New Zealand Parliament
- Long title An Act to restate and reform the law relating to the management of Crown owned minerals ;
- Commenced: 1 October 1991
- Administered by: Ministry of Economic Development (formerly the Ministry of Commerce)

Legislative history
- Passed: 1991

Related legislation
- Crown Minerals Amendment Act 2013 Crown Minerals Amendment Act 2025

= Crown Minerals Act 1991 =

Act of Parliament in New Zealand

The Crown Minerals Act is an Act of Parliament passed in 1991 in New Zealand. It controls the management of Crown-owned minerals. Potential changes to Schedule 4 of the Act created controversy and opposition in 2010. The definition of minerals under the Act is very broad – it includes gravel, industrial rocks, building stone, coal and petroleum.

All gold, silver, uranium and petroleum, as well as any other minerals on Crown-owned land, are under Crown ownership as well.

==Schedule 4 Review==
In 2009 the National-led government announced that it would review Schedule 4 of the Act, a list of conservation areas for which access for mining cannot be granted by the Minister of Conservation. The proposal was condemned by critics not only because of the potential environmental impacts, but also because of the associated effects that were feared for the tourism industry.

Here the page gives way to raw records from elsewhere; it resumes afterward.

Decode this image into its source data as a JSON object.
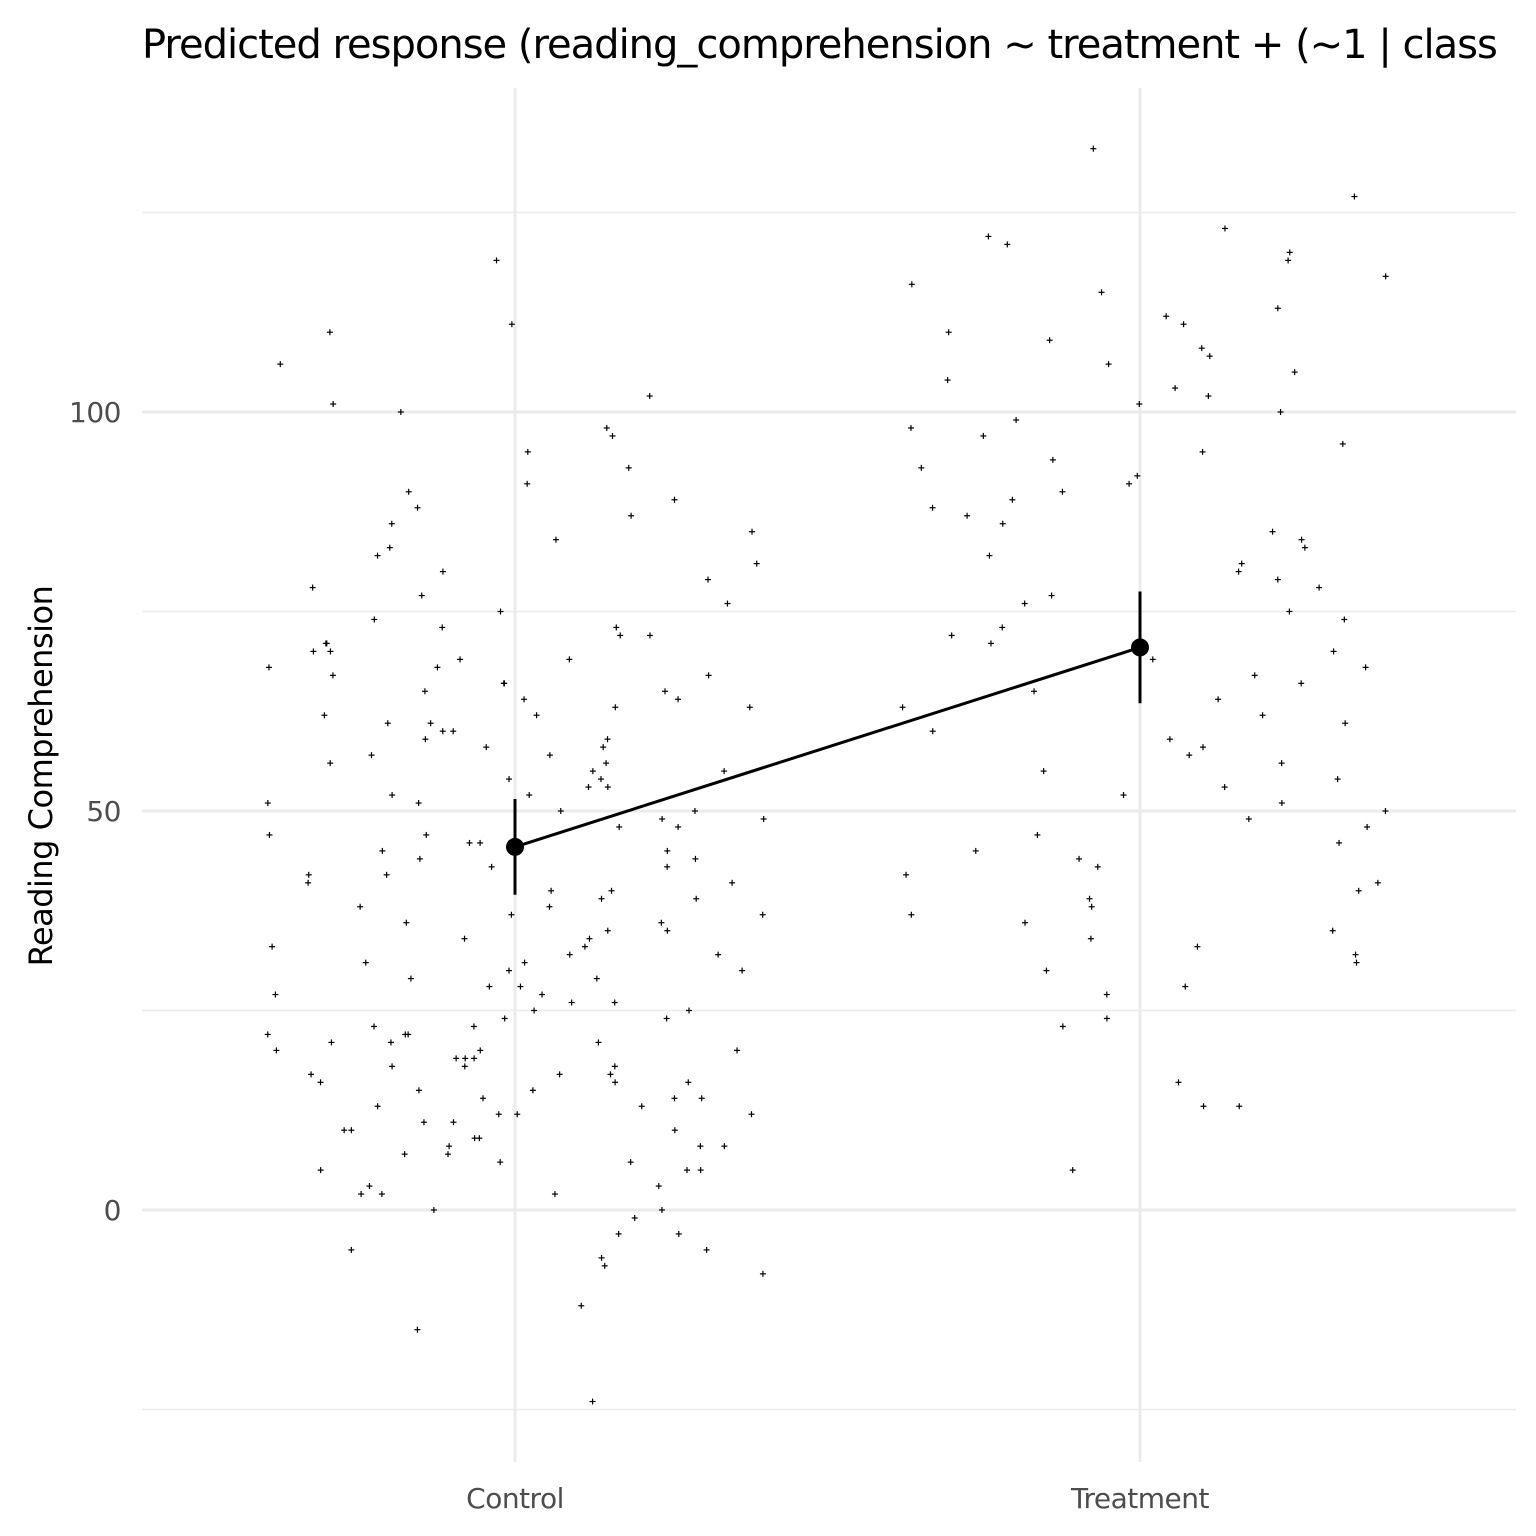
{
  "chart_data": {
    "type": "scatter",
    "title": "Predicted response (reading_comprehension ~ treatment + (~1 | class",
    "xlabel": "",
    "ylabel": "Reading Comprehension",
    "categories": [
      "Control",
      "Treatment"
    ],
    "ylim": [
      -25,
      140
    ],
    "y_ticks": [
      0,
      50,
      100
    ],
    "y_minor_ticks": [
      -25,
      25,
      75,
      125
    ],
    "grid": true,
    "point_shape": "plus",
    "fitted": {
      "estimates": [
        45.5,
        70.5
      ],
      "ci_lower": [
        39.5,
        63.5
      ],
      "ci_upper": [
        51.5,
        77.5
      ]
    },
    "raw_points": [
      {
        "category": "Control",
        "y": [
          -24,
          -15,
          -12,
          -8,
          -7,
          -6,
          -5,
          -5,
          -3,
          -3,
          -1,
          0,
          0,
          2,
          2,
          2,
          3,
          3,
          5,
          5,
          5,
          6,
          6,
          7,
          7,
          8,
          8,
          8,
          9,
          9,
          10,
          10,
          10,
          11,
          11,
          12,
          12,
          12,
          13,
          13,
          14,
          14,
          14,
          15,
          15,
          16,
          16,
          16,
          17,
          17,
          17,
          18,
          18,
          18,
          19,
          19,
          19,
          20,
          20,
          20,
          21,
          21,
          21,
          22,
          22,
          22,
          23,
          23,
          24,
          24,
          25,
          25,
          26,
          26,
          27,
          27,
          28,
          28,
          29,
          29,
          30,
          30,
          31,
          31,
          32,
          32,
          33,
          33,
          34,
          34,
          35,
          35,
          36,
          36,
          37,
          37,
          38,
          38,
          39,
          39,
          40,
          40,
          41,
          41,
          42,
          42,
          43,
          43,
          44,
          44,
          45,
          45,
          46,
          46,
          47,
          47,
          48,
          48,
          49,
          49,
          50,
          50,
          51,
          51,
          52,
          52,
          53,
          53,
          54,
          54,
          55,
          55,
          56,
          56,
          57,
          57,
          58,
          58,
          59,
          59,
          60,
          60,
          61,
          61,
          62,
          62,
          63,
          63,
          64,
          64,
          65,
          65,
          66,
          66,
          67,
          67,
          68,
          68,
          69,
          69,
          70,
          70,
          71,
          71,
          72,
          72,
          73,
          73,
          74,
          75,
          76,
          77,
          78,
          79,
          80,
          81,
          82,
          83,
          84,
          85,
          86,
          87,
          88,
          89,
          90,
          91,
          93,
          95,
          97,
          98,
          100,
          101,
          102,
          106,
          110,
          111,
          119
        ]
      },
      {
        "category": "Treatment",
        "y": [
          5,
          13,
          13,
          16,
          23,
          24,
          27,
          28,
          30,
          31,
          32,
          33,
          34,
          35,
          36,
          37,
          38,
          39,
          40,
          41,
          42,
          43,
          44,
          45,
          46,
          47,
          48,
          49,
          50,
          51,
          52,
          53,
          54,
          55,
          56,
          57,
          58,
          59,
          60,
          61,
          62,
          63,
          64,
          65,
          66,
          67,
          68,
          69,
          70,
          71,
          72,
          73,
          74,
          75,
          76,
          77,
          78,
          79,
          80,
          81,
          82,
          83,
          84,
          85,
          86,
          87,
          88,
          89,
          90,
          91,
          92,
          93,
          94,
          95,
          96,
          97,
          98,
          99,
          100,
          101,
          102,
          103,
          104,
          105,
          106,
          107,
          108,
          109,
          110,
          111,
          112,
          113,
          115,
          116,
          117,
          119,
          120,
          121,
          122,
          123,
          127,
          133
        ]
      }
    ]
  }
}
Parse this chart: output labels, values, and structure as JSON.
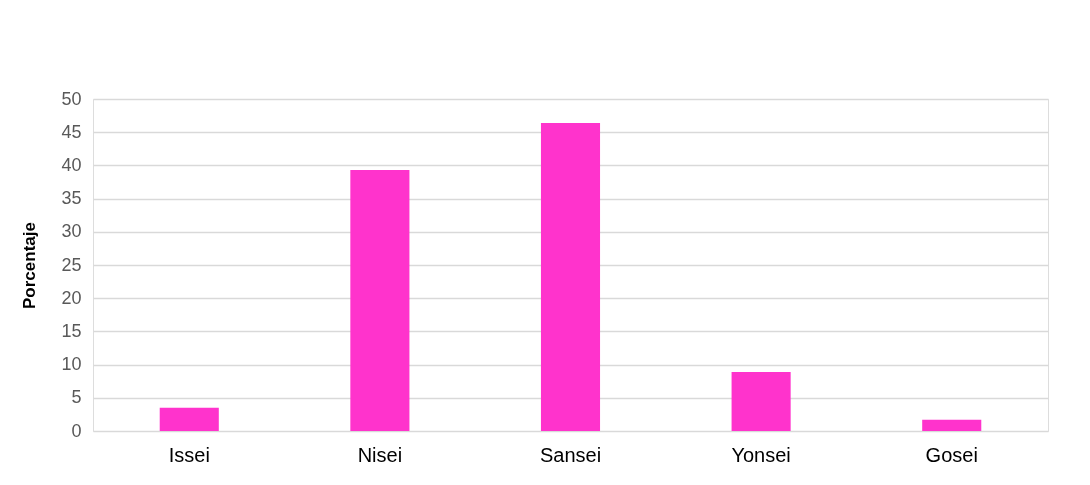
{
  "chart_data": {
    "type": "bar",
    "ylabel": "Porcentaje",
    "categories": [
      "Issei",
      "Nisei",
      "Sansei",
      "Yonsei",
      "Gosei"
    ],
    "values": [
      3.5,
      39.3,
      46.4,
      8.9,
      1.7
    ],
    "color": "#ff33cc",
    "ylim": [
      0,
      50
    ],
    "yticks": [
      0,
      5,
      10,
      15,
      20,
      25,
      30,
      35,
      40,
      45,
      50
    ],
    "grid": "y"
  }
}
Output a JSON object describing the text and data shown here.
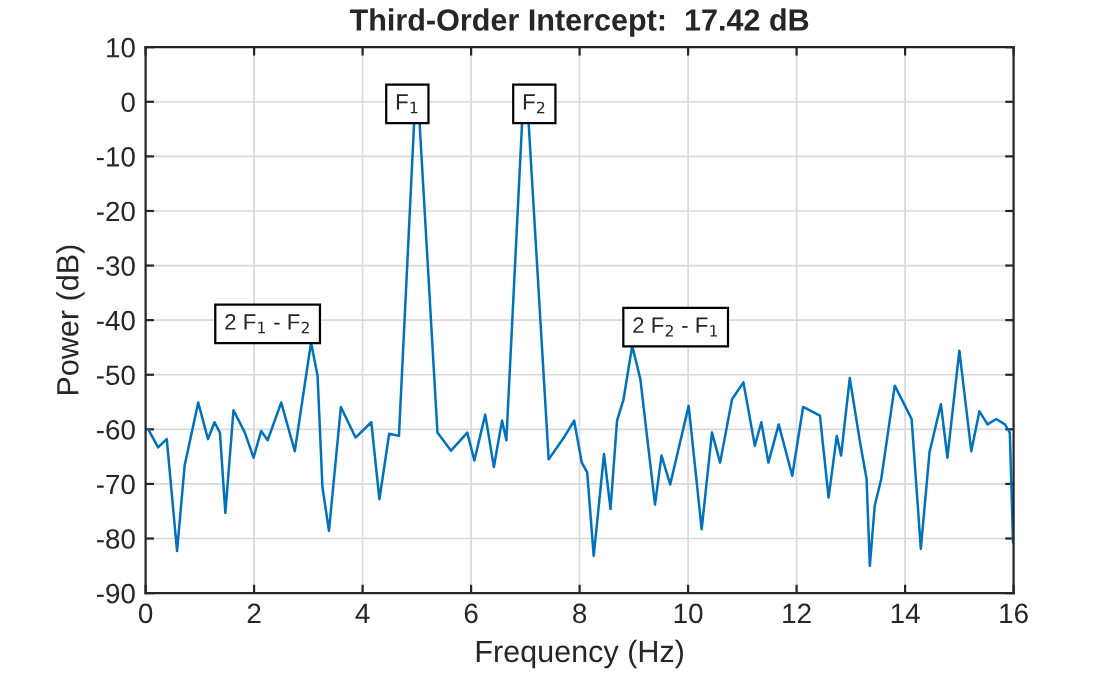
{
  "chart_data": {
    "type": "line",
    "title": "Third-Order Intercept:  17.42 dB",
    "xlabel": "Frequency (Hz)",
    "ylabel": "Power (dB)",
    "x": [
      0.05,
      0.23,
      0.39,
      0.58,
      0.72,
      0.97,
      1.15,
      1.27,
      1.37,
      1.47,
      1.62,
      1.83,
      1.99,
      2.13,
      2.25,
      2.5,
      2.75,
      3.05,
      3.17,
      3.26,
      3.38,
      3.6,
      3.87,
      4.16,
      4.31,
      4.49,
      4.67,
      4.95,
      5.05,
      5.38,
      5.63,
      5.93,
      6.06,
      6.26,
      6.42,
      6.57,
      6.65,
      6.94,
      7.06,
      7.43,
      7.71,
      7.9,
      8.04,
      8.14,
      8.26,
      8.45,
      8.57,
      8.69,
      8.81,
      8.97,
      9.12,
      9.39,
      9.51,
      9.67,
      10.01,
      10.25,
      10.44,
      10.59,
      10.81,
      11.02,
      11.23,
      11.35,
      11.48,
      11.67,
      11.92,
      12.12,
      12.43,
      12.59,
      12.74,
      12.82,
      12.98,
      13.17,
      13.29,
      13.35,
      13.44,
      13.56,
      13.81,
      14.12,
      14.29,
      14.45,
      14.66,
      14.78,
      15.0,
      15.22,
      15.37,
      15.52,
      15.68,
      15.84,
      15.93,
      15.99
    ],
    "series": [
      {
        "color": "#0072bd",
        "values": [
          -60,
          -63.3,
          -61.8,
          -82.3,
          -66.6,
          -55.1,
          -61.8,
          -58.7,
          -60.6,
          -75.3,
          -56.5,
          -60.6,
          -65.2,
          -60.3,
          -62,
          -55.1,
          -64,
          -44.1,
          -50.2,
          -70.6,
          -78.6,
          -55.9,
          -61.5,
          -58.7,
          -72.8,
          -60.8,
          -61.2,
          -3.8,
          -3.8,
          -60.6,
          -63.9,
          -60.6,
          -65.7,
          -57.3,
          -66.9,
          -58.4,
          -62,
          -3.8,
          -3.8,
          -65.5,
          -61.5,
          -58.4,
          -66.1,
          -67.9,
          -83.2,
          -64.5,
          -74.6,
          -58.4,
          -54.5,
          -44.7,
          -50.8,
          -73.8,
          -64.8,
          -70.1,
          -55.7,
          -78.3,
          -60.6,
          -66.1,
          -54.5,
          -51.4,
          -63,
          -58.7,
          -66.1,
          -59.1,
          -68.5,
          -55.9,
          -57.5,
          -72.5,
          -61.2,
          -64.8,
          -50.6,
          -62.4,
          -69.1,
          -85,
          -74,
          -69.1,
          -52,
          -58.1,
          -81.9,
          -64.2,
          -55.4,
          -65.2,
          -45.6,
          -64,
          -56.7,
          -59.1,
          -58.1,
          -59.1,
          -60.6,
          -80.7
        ]
      }
    ],
    "xlim": [
      0,
      16
    ],
    "ylim": [
      -90,
      10
    ],
    "xticks": [
      0,
      2,
      4,
      6,
      8,
      10,
      12,
      14,
      16
    ],
    "yticks": [
      -90,
      -80,
      -70,
      -60,
      -50,
      -40,
      -30,
      -20,
      -10,
      0,
      10
    ],
    "grid": true,
    "legend": false,
    "marker": "none",
    "line_style": "solid",
    "annotations": [
      {
        "text": "F$_{1}$",
        "x": 5.05,
        "y": -3.8
      },
      {
        "text": "F$_{2}$",
        "x": 6.94,
        "y": -3.8
      },
      {
        "text": "2 F$_{1}$ - F$_{2}$",
        "x": 3.05,
        "y": -44.1
      },
      {
        "text": "2 F$_{2}$ - F$_{1}$",
        "x": 8.97,
        "y": -44.7
      }
    ]
  }
}
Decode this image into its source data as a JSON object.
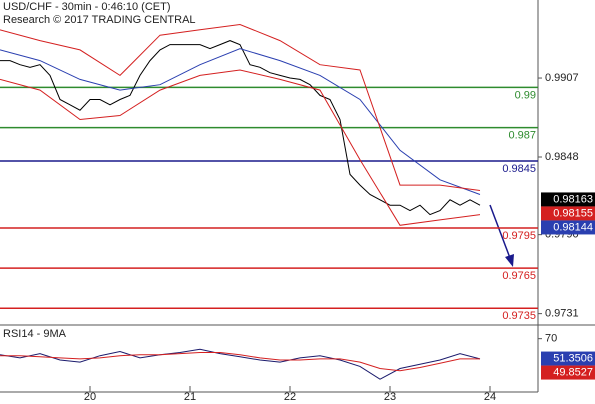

Major NGOs such as Federated Mountain Clubs and Forest and Bird came out in opposition to the plans.

In March 2010 the government requested public feedback on a discussion document on the removal of 7000 ha of land from Schedule 4. There was a record 37,500 submissions on the document. A protest March Against Mining was organised by Greenpeace NZ on 1 May in Auckland and it attracted an estimated 40,000 people.

On 20 July 2010 the Government announced that in response to receiving 37,552 submissions, the vast majority of which opposed mining, it will not remove any land from Schedule 4.

==Amendments==
In April 2013 a group of well-known New Zealanders including actress Lucy Lawless, Geoffrey Palmer and Anne Salmond, as well as Greenpeace and Forest & Bird, said proposed amendments by the Crown Minerals (Permitting and Crown Land) Bill suggested by Energy and Resources Minister Simon Bridges were "a sledgehammer designed to attack peaceful protest at sea". This Bill was passed as the Crown Minerals Amendment Act 2013.

In 2018, the Sixth Labour Government passed the Crown Minerals (Petroleum) Amendment Act 2018, which banned the granting of new offshore oil and gas permits as part of the Labour-led government's climate strategy of transitioning away from fossil fuels. Following the collapse of the Taramind Taranaki's Tui oil field which led the New Zealand Crown to spend NZ$443 million on decommissioning costs, the Labour Government passed the Crown Minerals (Decommissioning and Other Matters) Amendment Act 2021 which obligated petroleum permit holders to fully fund and carry out decommissioning operations at oil wells.

In late July 2025, the Sixth National Government passed the Crown Minerals Amendment Act 2025, which reversed the previous Labour government's ban on oil and gas exploration, and reduced the corporate liability of the decommissioning regime for the minerals sector.